Der zentrale Punkt, von dem letztendlich jeder profitiert, ist das Bewusstmachen der Menge an Verpackungskartons, die im Großhandel anfallen, und ein ressourcenschonender, umweltbewusster Umgang mit der Problematik. Indem die Boxen, gepolsterter Umschlag, Hüllen, Schachteln und Maxibrief Kartons in braun & weiß von den Händlern in der Entsorgung finanziert werden müssen, sind diese motiviert, Kosten zu vermeiden, indem sie sich bei der Verwendung von Schutzverpackungen, die an manchen Stellen enorme und oft unnötige Ausmaße angenommen hat, einzuschränken. Indem die Quoten zur Wiederverwertung für die Systembetreiber hochgesetzt wurden und noch weiter erhöht werden, schonen wir natürliche Ressourcen und produzieren weniger Müll, dessen Entsorgung gerade bei Plastik zur immer dringlicheren Schwierigkeit weltweit wird. Und schließlich ist es auch für den Verbraucher angenehmer, mit weniger Verpackungsmüll konfrontiert zu werden, für den er ja schließlich auch aufkommen muss.

verpackungsmittel

Hinzu kommt, dass die modernen Techniken der Wiederaufarbeitung deutlich mehr können und schaffen als im Jahr 1991, dem Jahr, in dem die bis 2018 geltenden Recyclingquoten festgelegt wurden.
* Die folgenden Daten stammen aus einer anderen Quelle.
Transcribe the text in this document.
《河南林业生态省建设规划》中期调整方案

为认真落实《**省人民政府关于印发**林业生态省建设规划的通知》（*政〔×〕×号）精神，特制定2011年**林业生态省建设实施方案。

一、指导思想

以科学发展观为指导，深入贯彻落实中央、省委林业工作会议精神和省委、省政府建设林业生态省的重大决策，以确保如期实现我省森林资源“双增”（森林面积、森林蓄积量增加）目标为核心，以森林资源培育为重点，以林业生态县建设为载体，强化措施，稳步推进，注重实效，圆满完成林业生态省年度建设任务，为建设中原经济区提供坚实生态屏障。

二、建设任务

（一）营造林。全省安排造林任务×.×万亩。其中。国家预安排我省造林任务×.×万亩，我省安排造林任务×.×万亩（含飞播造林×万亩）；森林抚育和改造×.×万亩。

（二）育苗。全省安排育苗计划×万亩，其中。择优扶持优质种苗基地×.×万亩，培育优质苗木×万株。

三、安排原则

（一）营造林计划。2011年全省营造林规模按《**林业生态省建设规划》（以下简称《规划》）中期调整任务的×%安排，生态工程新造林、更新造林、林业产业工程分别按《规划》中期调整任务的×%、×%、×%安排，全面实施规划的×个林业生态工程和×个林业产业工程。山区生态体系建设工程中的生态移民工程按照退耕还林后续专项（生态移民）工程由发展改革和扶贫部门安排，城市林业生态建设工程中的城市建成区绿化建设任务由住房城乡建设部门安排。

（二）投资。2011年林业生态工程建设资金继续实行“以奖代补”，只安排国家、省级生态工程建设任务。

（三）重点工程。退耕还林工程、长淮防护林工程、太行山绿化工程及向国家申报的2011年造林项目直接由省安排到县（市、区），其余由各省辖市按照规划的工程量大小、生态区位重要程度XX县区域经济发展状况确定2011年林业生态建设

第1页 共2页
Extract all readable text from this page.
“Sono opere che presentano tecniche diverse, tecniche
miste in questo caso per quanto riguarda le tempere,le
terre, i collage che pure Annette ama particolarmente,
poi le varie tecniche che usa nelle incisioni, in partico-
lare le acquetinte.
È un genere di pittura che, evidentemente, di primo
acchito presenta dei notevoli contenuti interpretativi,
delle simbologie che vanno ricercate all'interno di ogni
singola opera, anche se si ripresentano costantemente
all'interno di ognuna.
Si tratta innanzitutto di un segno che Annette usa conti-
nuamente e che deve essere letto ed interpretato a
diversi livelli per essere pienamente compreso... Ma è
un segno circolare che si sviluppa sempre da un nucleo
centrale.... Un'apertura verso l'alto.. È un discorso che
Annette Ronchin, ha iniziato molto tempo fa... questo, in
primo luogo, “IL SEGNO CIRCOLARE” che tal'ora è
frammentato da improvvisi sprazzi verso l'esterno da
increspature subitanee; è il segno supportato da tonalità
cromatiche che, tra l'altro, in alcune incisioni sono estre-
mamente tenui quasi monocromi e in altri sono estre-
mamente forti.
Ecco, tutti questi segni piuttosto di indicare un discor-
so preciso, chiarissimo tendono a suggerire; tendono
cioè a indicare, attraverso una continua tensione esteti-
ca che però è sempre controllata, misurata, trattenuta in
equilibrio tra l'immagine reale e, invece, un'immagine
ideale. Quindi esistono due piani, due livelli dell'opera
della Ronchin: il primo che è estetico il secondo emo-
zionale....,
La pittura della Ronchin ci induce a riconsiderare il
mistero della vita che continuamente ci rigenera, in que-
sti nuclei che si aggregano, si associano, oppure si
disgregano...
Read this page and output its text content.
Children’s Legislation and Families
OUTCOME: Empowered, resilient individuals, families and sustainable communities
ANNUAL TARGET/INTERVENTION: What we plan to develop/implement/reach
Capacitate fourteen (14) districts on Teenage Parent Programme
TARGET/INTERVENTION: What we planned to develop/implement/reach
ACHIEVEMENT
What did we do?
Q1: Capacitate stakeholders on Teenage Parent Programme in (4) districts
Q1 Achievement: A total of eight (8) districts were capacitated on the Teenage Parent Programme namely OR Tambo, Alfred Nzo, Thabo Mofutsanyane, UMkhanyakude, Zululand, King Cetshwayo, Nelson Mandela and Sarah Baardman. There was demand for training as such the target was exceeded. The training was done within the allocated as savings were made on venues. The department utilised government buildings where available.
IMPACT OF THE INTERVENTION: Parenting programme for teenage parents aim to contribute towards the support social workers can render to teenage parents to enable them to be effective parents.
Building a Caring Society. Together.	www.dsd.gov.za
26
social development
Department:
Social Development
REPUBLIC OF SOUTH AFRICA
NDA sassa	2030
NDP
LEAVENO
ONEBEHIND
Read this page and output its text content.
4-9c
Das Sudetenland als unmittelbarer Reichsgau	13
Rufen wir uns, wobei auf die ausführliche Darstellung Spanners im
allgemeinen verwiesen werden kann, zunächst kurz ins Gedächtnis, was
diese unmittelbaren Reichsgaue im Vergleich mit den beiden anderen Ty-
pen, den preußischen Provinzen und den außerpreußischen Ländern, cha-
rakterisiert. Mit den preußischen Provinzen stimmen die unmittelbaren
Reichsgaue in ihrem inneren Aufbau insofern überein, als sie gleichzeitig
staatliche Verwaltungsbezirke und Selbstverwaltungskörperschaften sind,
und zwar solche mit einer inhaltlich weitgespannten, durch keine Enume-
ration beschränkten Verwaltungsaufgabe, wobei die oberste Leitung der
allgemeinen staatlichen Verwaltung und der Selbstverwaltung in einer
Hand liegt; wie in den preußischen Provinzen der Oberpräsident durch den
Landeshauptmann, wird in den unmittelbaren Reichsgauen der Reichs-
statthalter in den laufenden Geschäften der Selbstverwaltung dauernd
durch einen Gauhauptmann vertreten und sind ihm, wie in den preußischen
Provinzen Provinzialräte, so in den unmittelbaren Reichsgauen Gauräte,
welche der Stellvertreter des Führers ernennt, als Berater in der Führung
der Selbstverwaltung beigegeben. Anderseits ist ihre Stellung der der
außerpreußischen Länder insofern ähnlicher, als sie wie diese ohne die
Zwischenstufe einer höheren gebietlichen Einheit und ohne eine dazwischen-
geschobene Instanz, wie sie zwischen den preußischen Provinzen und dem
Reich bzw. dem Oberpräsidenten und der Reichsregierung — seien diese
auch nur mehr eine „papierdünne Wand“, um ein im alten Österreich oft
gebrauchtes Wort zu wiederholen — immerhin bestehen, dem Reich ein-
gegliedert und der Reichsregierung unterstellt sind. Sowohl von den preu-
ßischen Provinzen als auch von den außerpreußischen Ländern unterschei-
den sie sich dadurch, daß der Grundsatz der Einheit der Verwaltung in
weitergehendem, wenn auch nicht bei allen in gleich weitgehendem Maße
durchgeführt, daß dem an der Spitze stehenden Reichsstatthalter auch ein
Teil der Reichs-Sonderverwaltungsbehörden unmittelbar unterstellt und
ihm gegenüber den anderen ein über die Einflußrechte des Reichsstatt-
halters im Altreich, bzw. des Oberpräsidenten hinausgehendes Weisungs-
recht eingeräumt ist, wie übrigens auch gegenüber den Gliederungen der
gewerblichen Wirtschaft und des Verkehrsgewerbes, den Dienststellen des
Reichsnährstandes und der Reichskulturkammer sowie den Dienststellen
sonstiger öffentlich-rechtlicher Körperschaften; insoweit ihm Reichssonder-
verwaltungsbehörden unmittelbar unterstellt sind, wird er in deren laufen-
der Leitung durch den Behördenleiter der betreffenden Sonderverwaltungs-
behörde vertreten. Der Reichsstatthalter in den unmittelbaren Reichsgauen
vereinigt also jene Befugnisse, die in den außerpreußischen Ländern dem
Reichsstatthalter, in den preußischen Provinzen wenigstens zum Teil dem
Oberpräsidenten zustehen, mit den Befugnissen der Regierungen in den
Tatsächlich sind die Anteile der Wiederverwertung des Mülls seitdem nicht mehr nach oben korrigiert worden, obwohl in der Zwischenzeit große Fortschritte in den technischen Möglichkeiten erzielt wurden.
Neben diesen ökologischen Bestrebungen ermöglichen die neuen Bestimmungen aber auch finanzielle Vorteile, besonders für inländische Kleinunternehmer, da durch die definitive Festlegung des Verpackungsmülls als entsorgungspflichtigem Endprodukt die Kosten besser aufgeteilt wurden, auch auf Firmen, die bis dato von der Regelung ausgenommen waren.

Für die direkten Hersteller von Verpackungsmaterial schließlich haben die neuen Richtlinien zur Folge, dass sie sich, um am Markt wettbewerbsfähig zu bleiben, umorientieren müssen.

  • Die Herstellung und die drauffolgende Warensendung mit Verpackungen aus Recyclingmaterial wird in Zukunft zunehmend bevorzugt werden, gleich, ob man auf den Händler, den Verbraucher oder die müllverarbeitende Industrie schaut.